I am totally in the same boat. We are having endless tantrums that don't seem controlled by anything, and go from one thing to the next, with no rational start or end. 

 

This is my second time at this. My first boy, did the same thing, and I had just had another baby, and it was bad. Preschool did help us both. I have been trying everything too. I just give in to whatever he wants, if I can, within reason. If I can't, or it is just the string of a non-ending irrational demands, he sometimes gets to stay outside and cry until he calms down. We just started a preschool, for half-day, two days and week and that is what seemed to start this whole thing.
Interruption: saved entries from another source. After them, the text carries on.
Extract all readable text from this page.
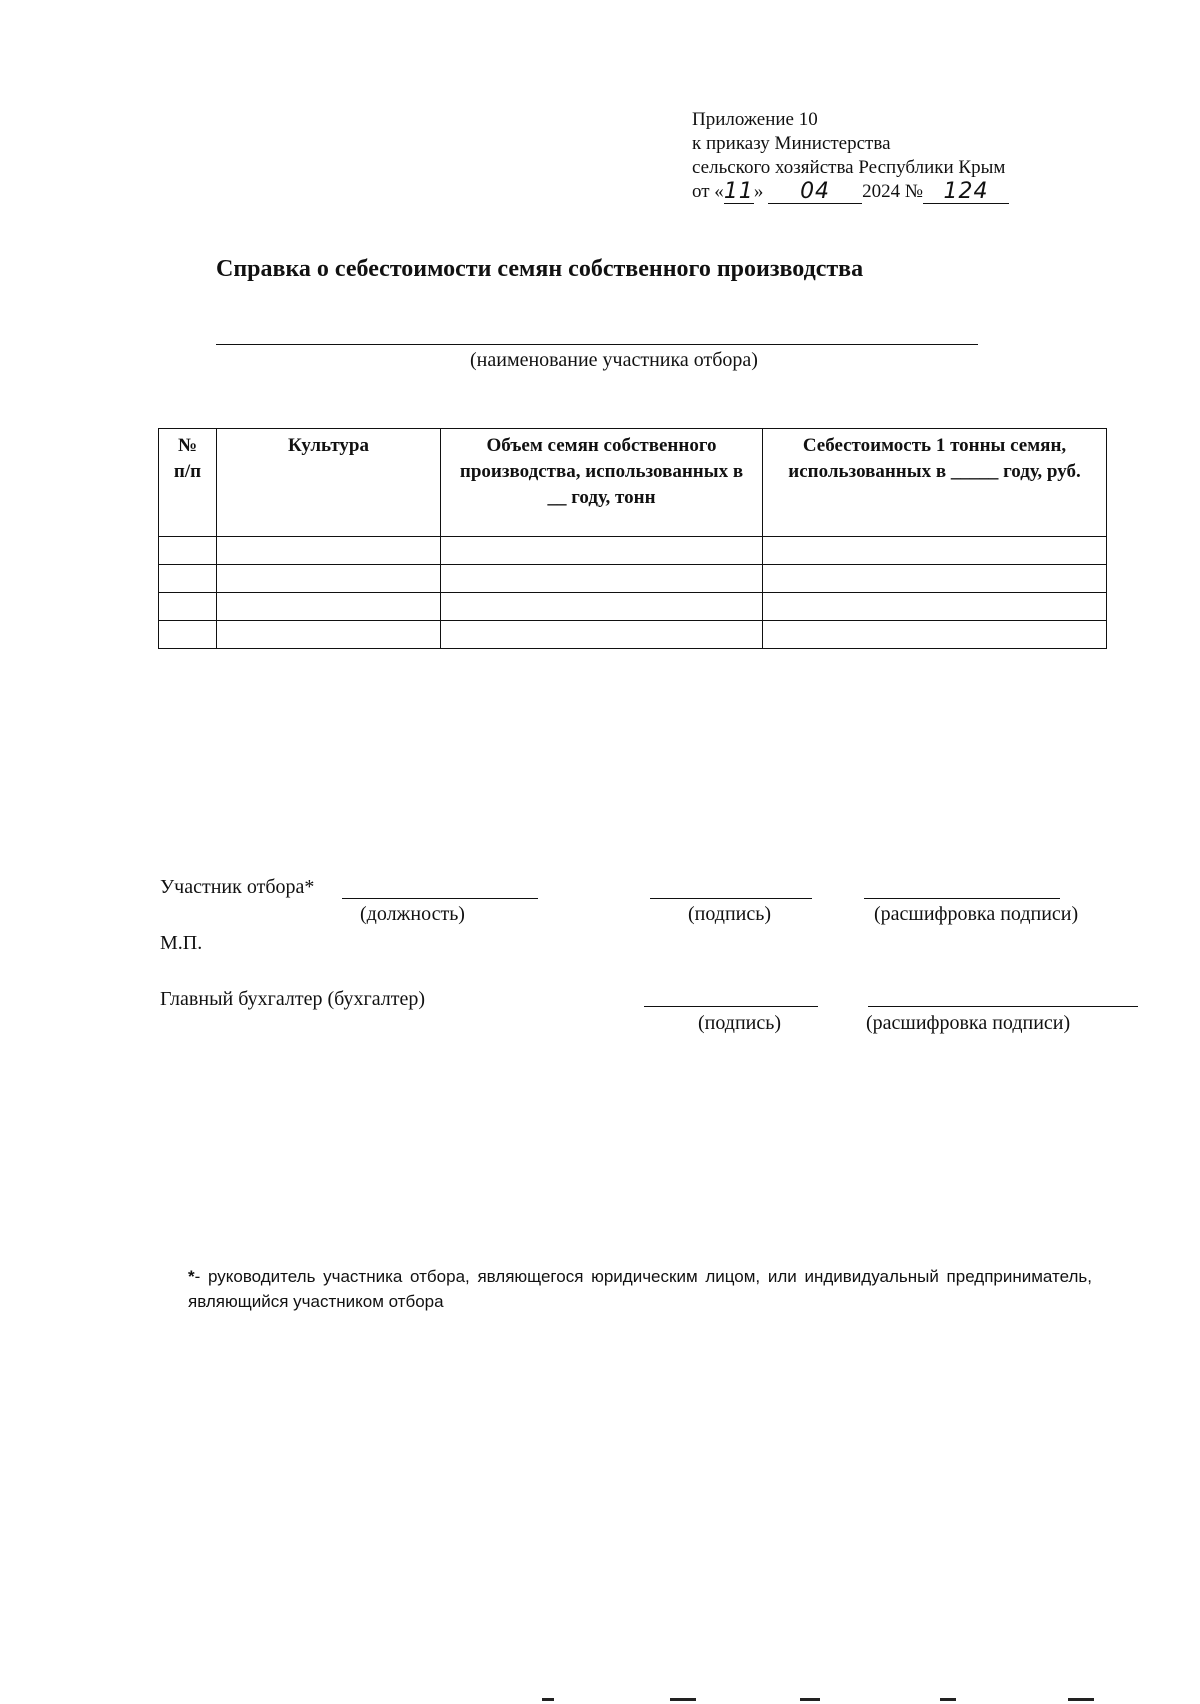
Приложение 10
к приказу Министерства
сельского хозяйства Республики Крым
от «11» 04 2024 № 124
Справка о себестоимости семян собственного производства
(наименование участника отбора)
№
п/п	Культура	Объем семян собственного производства, использованных в __ году, тонн	Себестоимость 1 тонны семян, использованных в _____ году, руб.

Участник отбора*
(должность)	(подпись)	(расшифровка подписи)
М.П.
Главный бухгалтер (бухгалтер)
(подпись)	(расшифровка подписи)
*- руководитель участника отбора, являющегося юридическим лицом, или индивидуальный предприниматель, являющийся участником отбора
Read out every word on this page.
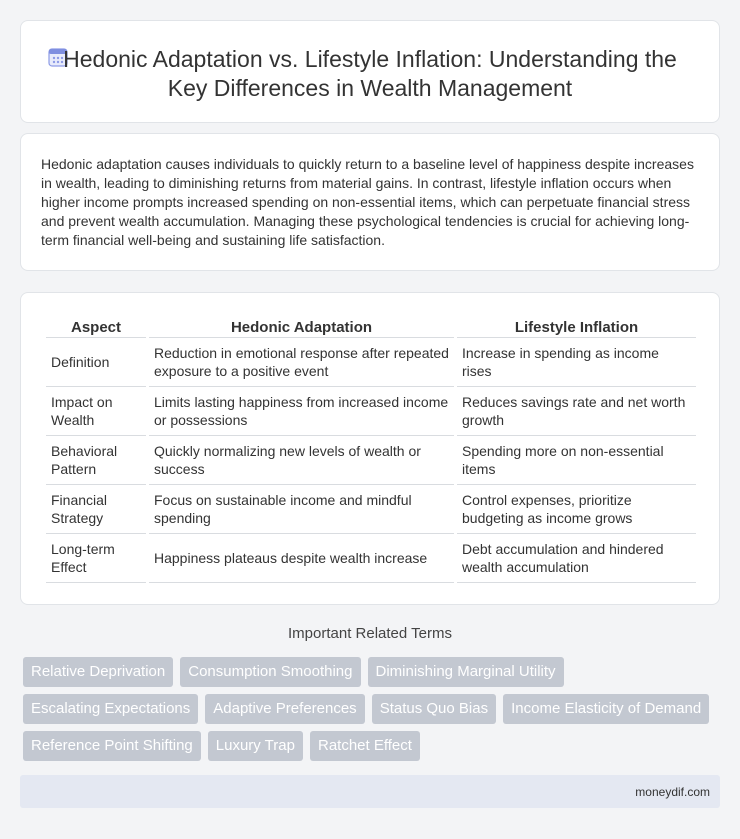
Hedonic Adaptation vs. Lifestyle Inflation: Understanding the Key Differences in Wealth Management

Hedonic adaptation causes individuals to quickly return to a baseline level of happiness despite increases in wealth, leading to diminishing returns from material gains. In contrast, lifestyle inflation occurs when higher income prompts increased spending on non-essential items, which can perpetuate financial stress and prevent wealth accumulation. Managing these psychological tendencies is crucial for achieving long-term financial well-being and sustaining life satisfaction.

Aspect	Hedonic Adaptation	Lifestyle Inflation
Definition	Reduction in emotional response after repeated exposure to a positive event	Increase in spending as income rises
Impact on Wealth	Limits lasting happiness from increased income or possessions	Reduces savings rate and net worth growth
Behavioral Pattern	Quickly normalizing new levels of wealth or success	Spending more on non-essential items
Financial Strategy	Focus on sustainable income and mindful spending	Control expenses, prioritize budgeting as income grows
Long-term Effect	Happiness plateaus despite wealth increase	Debt accumulation and hindered wealth accumulation
Important Related Terms
Relative Deprivation	Consumption Smoothing	Diminishing Marginal Utility
Escalating Expectations	Adaptive Preferences	Status Quo Bias	Income Elasticity of Demand
Reference Point Shifting	Luxury Trap	Ratchet Effect
moneydif.com
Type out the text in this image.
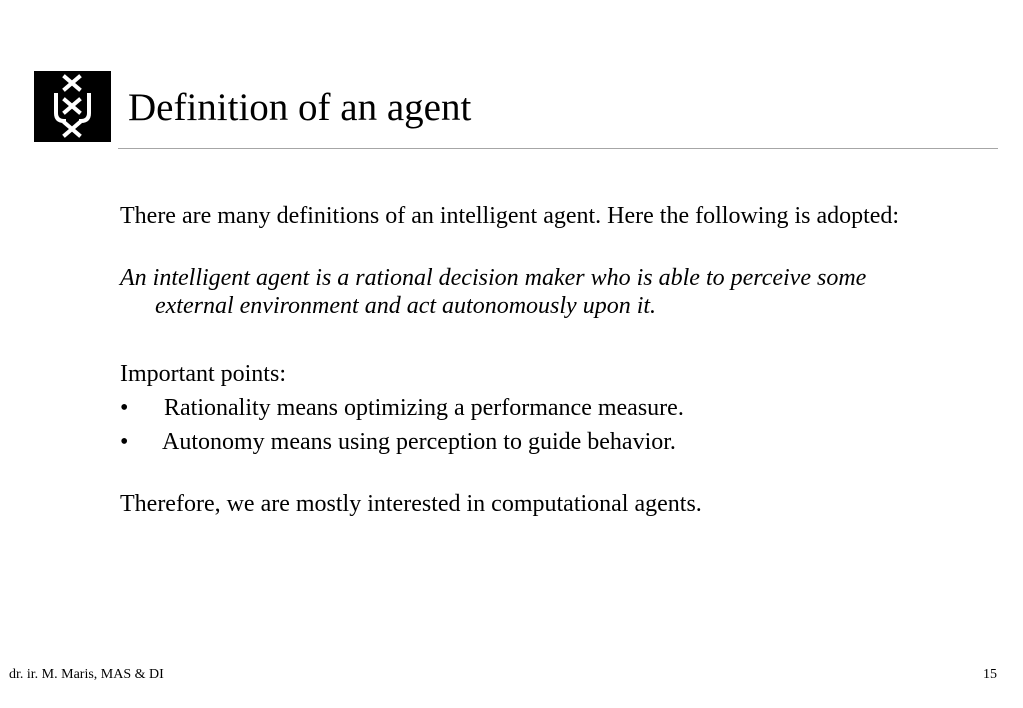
Definition of an agent

There are many definitions of an intelligent agent. Here the following is adopted:

An intelligent agent is a rational decision maker who is able to perceive some external environment and act autonomously upon it.

Important points:

• Rationality means optimizing a performance measure.
• Autonomy means using perception to guide behavior.

Therefore, we are mostly interested in computational agents.

dr. ir. M. Maris, MAS & DI	15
But now, I think it must be control or independence issues. 

 

hang in there, I guess this will pass? 

post #7 of 7

Just wanted to chime in that I went through two months this year crazily researching preschools for this exact same reason!  Starting at about 2 years 9 months, my DD was intolerable for about 2 months.  Crying and fighting about EVERYTHING all.day.long.  And night.  And then, she just....snapped back out of it, and now I've given up the preschool search and am back to my original plan to wait until the year before kindergarten or skip it entirely.  I have a feeling that there will be more frantic preschool searches before kindergarten rolls around.  Not sure if those will stick... I've heard back things about the later 3's.